The water came to a boil as Far paced. Priya added the spices, poured in fresh milk, and fought the urge to embrace her boyfriend every time he passed the kitchenette. After almost a year together, she’d learned that what calmed her only made Far antsier.
“What. Just. Happened?” Imogen flopped onto one of the common area couches. Only her bluish hair was visible over the armrest. Saffron was batting at it. “Who is that girl, Farway? What’s she doing here?”
All apt questions, though the mystery that piqued Priya’s interest the most was: “Marie Antoinette?”
“Freelancer, my tail! Liar’s trying to gaslight me,” Far said. “She showed up in my final exam Sim in the Hall of Mirrors dressed as Marie Antoinette. She was the one who made me fail. I knew I’d been framed!”
Imogen sat up, frowning. “Marie Antoinette had blue eyes, Farway. Not brown. Everyone knows that.”
“Your assessment of global knowledge is generous,” he told his cousin. “The computer said she was the queen of France and I had no reason to doubt it. Neither did the licensing board, apparently.”

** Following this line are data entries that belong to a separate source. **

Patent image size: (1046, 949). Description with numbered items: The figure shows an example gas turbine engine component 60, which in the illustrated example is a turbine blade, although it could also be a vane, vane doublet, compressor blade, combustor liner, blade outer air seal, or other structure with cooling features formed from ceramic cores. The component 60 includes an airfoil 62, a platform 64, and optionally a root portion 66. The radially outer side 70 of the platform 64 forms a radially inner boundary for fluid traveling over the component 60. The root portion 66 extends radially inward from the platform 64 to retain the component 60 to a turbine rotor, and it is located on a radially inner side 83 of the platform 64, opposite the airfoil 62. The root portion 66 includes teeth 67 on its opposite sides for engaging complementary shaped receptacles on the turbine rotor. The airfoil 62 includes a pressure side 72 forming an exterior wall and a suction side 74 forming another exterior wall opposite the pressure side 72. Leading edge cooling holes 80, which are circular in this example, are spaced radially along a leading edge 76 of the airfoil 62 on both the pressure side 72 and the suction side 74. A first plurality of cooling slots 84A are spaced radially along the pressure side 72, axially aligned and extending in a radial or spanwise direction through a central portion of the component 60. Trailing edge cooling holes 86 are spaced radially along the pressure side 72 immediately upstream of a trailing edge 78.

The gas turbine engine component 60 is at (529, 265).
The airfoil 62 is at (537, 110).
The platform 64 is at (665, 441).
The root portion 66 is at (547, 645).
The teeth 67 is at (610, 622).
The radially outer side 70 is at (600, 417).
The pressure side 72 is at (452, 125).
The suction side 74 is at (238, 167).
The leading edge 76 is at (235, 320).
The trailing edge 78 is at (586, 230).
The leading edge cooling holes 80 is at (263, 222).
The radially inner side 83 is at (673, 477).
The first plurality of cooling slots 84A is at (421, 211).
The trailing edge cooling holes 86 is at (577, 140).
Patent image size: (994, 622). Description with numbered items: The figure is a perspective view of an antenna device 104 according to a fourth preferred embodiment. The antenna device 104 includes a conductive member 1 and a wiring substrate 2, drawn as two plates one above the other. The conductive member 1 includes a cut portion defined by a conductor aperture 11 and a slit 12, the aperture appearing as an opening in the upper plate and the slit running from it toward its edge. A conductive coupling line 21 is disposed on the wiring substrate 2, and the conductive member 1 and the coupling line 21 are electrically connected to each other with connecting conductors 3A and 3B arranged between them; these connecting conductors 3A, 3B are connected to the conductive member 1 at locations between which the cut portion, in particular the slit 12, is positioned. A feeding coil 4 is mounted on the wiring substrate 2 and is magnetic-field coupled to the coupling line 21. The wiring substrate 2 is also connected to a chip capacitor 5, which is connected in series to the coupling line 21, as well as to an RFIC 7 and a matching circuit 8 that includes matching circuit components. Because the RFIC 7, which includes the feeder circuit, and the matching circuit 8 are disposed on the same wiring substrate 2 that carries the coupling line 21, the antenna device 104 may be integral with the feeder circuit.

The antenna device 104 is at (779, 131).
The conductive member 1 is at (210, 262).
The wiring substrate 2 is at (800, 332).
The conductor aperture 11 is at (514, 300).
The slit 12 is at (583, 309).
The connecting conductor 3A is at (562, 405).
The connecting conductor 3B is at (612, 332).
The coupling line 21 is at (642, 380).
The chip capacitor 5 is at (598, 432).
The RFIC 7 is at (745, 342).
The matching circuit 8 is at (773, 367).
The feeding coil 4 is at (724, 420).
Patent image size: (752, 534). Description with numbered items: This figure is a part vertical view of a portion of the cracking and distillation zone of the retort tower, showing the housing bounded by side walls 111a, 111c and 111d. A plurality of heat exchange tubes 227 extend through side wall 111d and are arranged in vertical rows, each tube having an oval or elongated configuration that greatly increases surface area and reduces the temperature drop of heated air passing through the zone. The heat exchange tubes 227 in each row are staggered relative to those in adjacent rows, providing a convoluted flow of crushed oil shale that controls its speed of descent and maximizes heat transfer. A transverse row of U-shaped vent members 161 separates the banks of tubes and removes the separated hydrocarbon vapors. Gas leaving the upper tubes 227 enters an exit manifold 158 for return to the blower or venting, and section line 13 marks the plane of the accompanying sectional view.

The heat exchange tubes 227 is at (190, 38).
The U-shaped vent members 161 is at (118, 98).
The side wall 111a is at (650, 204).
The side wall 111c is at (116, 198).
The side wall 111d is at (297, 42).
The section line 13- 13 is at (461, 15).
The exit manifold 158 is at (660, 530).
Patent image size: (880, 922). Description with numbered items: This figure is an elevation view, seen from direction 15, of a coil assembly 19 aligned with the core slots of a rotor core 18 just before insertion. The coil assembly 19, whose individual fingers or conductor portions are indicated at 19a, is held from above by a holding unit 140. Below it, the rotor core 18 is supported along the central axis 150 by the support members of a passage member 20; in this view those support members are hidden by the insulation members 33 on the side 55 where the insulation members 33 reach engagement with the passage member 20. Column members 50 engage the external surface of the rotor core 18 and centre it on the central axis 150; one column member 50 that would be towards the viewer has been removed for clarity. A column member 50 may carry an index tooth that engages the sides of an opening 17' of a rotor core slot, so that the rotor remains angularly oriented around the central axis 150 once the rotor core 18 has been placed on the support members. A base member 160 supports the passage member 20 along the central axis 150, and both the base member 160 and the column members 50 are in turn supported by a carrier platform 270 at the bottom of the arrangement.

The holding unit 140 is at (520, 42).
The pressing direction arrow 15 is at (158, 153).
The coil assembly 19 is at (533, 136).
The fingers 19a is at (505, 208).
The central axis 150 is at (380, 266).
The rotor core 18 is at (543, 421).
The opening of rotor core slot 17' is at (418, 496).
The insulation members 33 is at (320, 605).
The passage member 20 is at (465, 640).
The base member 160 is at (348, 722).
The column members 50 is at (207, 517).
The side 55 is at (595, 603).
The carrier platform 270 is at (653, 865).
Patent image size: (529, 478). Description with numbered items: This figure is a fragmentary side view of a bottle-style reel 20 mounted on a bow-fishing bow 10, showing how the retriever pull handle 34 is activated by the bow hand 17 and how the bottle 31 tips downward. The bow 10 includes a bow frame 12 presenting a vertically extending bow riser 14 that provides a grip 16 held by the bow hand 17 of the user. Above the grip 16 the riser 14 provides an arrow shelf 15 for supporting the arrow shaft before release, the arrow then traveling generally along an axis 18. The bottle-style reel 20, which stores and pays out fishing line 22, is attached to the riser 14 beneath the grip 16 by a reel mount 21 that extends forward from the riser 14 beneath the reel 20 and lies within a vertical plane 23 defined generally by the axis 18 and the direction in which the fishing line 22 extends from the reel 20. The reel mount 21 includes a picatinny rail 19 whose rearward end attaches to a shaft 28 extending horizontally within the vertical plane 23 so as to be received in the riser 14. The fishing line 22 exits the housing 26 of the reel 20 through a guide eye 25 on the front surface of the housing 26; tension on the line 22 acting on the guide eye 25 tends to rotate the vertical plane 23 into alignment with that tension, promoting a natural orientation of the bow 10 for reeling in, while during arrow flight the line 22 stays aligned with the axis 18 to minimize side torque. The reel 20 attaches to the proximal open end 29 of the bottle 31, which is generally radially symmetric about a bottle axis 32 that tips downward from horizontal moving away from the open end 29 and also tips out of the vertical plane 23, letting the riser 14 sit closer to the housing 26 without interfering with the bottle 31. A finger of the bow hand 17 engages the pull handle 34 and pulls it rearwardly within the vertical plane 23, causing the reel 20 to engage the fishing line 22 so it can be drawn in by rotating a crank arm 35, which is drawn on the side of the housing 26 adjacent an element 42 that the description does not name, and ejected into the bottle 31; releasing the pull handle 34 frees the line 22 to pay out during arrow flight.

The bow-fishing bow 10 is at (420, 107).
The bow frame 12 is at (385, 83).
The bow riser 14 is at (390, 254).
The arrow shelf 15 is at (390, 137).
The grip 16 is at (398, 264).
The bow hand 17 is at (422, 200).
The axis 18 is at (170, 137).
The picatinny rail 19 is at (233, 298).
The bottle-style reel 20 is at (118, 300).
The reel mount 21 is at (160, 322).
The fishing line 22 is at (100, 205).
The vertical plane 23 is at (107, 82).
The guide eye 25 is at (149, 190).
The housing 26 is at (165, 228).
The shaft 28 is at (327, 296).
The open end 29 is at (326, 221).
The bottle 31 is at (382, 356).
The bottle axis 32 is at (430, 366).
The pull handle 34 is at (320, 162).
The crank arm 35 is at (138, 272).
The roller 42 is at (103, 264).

Priya poured tea into four mugs and passed them along. Gram first—he looked like he needed a caffeine jolt the most, face lost inside his console screens. She set his drink by the green Rubik’s Cube, where it’d be least likely to spill. “That’s one Hades of a hacking job, though, fooling the Corps like that.”
Imogen’s eyes wavered behind steam as she accepted her mug. “Was she fooling the Corps? Maybe this Eliot character is with the Corps. Think about it. She’s got access to TM tech. She not only knew we were going to be here, but she also knew what Farway was looking for.”
Far stopped under a heinously bright three-piece flash-leather suit—the one he’d donned to snatch the Cat’s Eye Emerald from the Caponian Collective minutes before their headquarters were destroyed in the millennium’s biggest organized crime raid—and shook his head. “The Corps would’ve arrested us as soon as we landed. They wouldn’t remove the Rubaiyat out of its original time.”